Afin de pouvoir obtenir le versement de cette prime en complément de la paye habituelle, un ensemble d’éléments constituant la performance est établi :

  •  Le savoir : quelles sont les connaissances requises pour le poste ?
  •  Le savoir-faire : quelles sont les techniques maîtrisées ?
  •  Le savoir-être : quelles sont les caractéristiques et les aptitudes positives dans le comportement du salarié ?
  •  Le savoir-évoluer : quelles sont ses capacités à évoluer positivement dans ses fonctions ?

Par ailleurs, afin d’évaluer le niveau de performance d’un salarié, une série de critères est nécessaire :

  •  L’organisation du temps de travail,
  •  La réactivité,
  •  La créativité,
  •  L’esprit d’équipe,
  •  La qualité du service client,
  •  L’utilisation des connaissances,
  •  Le respect du modus operandi,
  •  Etc.
  •  Les primes d’objectifs ou de bonus

Elles sont versées en lorsque des objectifs, souvent quantitatifs, sont atteints par le salarié.
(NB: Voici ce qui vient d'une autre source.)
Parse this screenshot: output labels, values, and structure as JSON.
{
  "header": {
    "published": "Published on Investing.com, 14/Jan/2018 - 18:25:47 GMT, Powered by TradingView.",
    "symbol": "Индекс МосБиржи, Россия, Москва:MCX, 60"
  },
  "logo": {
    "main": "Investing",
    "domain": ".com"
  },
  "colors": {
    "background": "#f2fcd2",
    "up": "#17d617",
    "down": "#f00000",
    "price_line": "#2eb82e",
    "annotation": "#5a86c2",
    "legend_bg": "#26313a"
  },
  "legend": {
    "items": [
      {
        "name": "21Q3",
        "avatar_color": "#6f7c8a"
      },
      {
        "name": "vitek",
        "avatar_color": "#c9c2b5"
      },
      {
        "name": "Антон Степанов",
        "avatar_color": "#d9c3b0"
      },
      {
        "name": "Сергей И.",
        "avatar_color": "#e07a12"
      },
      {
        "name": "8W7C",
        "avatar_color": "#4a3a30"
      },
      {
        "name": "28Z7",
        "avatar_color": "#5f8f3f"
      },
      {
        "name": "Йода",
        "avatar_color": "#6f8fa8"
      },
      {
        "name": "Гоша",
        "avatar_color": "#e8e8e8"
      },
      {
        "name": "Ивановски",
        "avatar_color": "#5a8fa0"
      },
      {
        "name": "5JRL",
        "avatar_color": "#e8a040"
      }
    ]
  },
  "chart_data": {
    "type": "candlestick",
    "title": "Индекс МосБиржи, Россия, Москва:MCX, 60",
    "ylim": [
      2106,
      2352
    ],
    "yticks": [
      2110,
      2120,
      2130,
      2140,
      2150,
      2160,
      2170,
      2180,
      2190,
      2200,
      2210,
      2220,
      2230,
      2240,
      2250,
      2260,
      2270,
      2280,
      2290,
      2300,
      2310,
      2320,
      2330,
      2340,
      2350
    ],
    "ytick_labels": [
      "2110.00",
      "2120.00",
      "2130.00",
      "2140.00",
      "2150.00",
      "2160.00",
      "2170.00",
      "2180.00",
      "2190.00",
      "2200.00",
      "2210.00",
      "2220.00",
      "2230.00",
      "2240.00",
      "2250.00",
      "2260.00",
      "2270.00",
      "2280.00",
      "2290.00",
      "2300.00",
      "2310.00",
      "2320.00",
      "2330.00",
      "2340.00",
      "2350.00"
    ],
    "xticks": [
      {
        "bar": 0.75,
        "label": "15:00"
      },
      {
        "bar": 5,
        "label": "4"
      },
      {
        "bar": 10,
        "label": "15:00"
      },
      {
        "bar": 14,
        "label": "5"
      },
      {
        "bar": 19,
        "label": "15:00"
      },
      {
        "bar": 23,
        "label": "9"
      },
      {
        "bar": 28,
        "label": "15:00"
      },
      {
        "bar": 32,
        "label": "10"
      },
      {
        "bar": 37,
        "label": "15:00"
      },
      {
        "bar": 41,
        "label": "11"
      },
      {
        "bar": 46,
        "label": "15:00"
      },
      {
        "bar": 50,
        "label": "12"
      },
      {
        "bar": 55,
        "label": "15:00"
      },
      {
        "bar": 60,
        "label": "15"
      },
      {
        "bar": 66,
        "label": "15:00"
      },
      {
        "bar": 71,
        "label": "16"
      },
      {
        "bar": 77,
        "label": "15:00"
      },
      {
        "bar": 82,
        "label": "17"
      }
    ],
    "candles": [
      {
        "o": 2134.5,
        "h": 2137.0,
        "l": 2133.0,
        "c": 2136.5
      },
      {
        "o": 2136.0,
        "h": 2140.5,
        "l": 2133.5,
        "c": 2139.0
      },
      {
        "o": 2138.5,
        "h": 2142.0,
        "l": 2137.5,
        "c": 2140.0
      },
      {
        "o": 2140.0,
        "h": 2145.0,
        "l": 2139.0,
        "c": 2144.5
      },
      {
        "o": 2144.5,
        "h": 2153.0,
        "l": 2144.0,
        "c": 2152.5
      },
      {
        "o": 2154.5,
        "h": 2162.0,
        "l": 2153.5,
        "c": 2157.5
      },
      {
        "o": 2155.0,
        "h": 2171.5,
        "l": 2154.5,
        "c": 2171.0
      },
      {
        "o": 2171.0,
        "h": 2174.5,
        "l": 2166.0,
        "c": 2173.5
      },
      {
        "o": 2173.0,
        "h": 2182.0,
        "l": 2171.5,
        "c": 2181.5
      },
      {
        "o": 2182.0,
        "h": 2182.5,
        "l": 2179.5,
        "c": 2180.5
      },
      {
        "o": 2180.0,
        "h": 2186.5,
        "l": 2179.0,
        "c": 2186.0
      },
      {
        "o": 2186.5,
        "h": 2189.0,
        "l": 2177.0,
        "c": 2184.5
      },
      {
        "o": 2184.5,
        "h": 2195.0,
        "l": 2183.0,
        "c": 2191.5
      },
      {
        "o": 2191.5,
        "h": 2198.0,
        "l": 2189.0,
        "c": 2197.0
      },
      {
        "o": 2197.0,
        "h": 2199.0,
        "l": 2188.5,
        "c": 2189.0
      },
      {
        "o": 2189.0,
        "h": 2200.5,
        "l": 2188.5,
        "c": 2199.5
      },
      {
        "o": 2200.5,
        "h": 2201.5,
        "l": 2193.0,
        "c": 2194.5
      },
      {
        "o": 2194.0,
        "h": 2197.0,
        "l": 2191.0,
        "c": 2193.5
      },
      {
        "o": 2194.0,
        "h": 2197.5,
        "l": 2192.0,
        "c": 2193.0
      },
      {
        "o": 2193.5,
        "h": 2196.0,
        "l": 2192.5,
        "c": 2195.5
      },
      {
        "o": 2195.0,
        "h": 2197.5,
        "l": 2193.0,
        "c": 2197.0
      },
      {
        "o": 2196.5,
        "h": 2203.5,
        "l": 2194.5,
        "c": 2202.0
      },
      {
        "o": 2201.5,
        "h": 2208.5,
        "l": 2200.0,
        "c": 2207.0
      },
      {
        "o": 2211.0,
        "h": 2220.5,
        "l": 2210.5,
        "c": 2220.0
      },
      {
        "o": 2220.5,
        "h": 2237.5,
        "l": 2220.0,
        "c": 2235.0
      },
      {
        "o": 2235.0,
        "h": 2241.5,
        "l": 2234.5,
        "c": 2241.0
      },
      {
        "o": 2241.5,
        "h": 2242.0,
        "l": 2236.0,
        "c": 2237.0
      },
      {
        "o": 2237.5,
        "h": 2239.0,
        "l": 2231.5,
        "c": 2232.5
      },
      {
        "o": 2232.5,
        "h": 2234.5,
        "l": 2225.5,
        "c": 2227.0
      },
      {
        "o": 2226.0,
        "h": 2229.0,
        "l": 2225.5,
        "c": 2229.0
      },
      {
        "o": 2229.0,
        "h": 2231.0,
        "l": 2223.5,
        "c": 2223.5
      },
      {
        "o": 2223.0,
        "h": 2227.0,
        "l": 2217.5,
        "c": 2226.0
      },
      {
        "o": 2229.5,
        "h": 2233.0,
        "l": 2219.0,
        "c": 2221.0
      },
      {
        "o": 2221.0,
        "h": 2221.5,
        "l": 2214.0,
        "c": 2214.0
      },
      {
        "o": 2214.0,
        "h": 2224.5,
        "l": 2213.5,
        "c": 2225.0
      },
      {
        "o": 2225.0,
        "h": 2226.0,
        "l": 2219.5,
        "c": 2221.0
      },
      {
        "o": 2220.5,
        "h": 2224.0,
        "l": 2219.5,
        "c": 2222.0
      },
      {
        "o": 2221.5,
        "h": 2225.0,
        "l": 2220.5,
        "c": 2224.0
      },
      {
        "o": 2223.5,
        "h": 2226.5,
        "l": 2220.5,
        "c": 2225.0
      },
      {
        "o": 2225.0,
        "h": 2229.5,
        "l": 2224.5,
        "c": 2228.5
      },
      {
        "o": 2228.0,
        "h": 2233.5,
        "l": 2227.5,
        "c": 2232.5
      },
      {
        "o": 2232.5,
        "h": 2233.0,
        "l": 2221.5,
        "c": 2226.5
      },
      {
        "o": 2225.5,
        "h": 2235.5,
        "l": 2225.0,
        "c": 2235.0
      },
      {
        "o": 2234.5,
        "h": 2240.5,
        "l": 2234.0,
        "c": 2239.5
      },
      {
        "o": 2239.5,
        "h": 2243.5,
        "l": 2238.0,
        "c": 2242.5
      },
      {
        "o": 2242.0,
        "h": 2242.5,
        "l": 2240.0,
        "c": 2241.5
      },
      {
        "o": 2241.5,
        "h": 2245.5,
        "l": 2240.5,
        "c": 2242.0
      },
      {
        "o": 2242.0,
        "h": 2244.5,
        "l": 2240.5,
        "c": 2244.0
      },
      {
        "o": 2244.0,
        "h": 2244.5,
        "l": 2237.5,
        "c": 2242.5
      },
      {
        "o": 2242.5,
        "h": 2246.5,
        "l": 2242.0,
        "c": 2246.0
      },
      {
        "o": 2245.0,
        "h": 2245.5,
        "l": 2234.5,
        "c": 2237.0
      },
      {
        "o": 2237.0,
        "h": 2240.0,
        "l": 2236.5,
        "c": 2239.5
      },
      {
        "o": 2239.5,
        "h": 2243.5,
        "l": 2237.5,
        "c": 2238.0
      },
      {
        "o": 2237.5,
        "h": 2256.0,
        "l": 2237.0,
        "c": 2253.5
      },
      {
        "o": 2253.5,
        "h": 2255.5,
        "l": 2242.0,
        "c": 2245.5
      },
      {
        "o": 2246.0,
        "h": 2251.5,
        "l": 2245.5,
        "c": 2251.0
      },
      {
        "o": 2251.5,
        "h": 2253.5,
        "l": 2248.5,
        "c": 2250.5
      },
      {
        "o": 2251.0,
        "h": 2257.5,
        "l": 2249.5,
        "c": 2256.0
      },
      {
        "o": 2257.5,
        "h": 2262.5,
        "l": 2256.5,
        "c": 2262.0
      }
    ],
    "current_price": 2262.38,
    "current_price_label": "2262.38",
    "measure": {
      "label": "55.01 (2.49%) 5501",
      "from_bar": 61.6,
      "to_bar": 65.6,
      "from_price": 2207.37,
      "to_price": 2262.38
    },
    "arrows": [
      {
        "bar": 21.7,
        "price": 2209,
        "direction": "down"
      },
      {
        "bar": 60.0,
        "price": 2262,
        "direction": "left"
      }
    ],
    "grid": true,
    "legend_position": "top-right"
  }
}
Les primes d’objectifs les plus courantes sont celles attribuées aux commerciaux lorsque ceux-ci réalisent le niveau voulu de :

  •  Chiffre d’affaires par client, par segment de clientèle,
  •  De marge brute,
  •  De marge nette.

Elles s’expriment soit par un pourcentage reversé : par exemple 5% de la marge nette réalisée ; ou par le versement d’un montant forfaitaire à partir d’un certain objectif de vente.

Les primes d’objectifs ou de bonus sont fixées généralement de manière annuelle lors d’un entretien entre le salarié et son supérieur hiérarchique.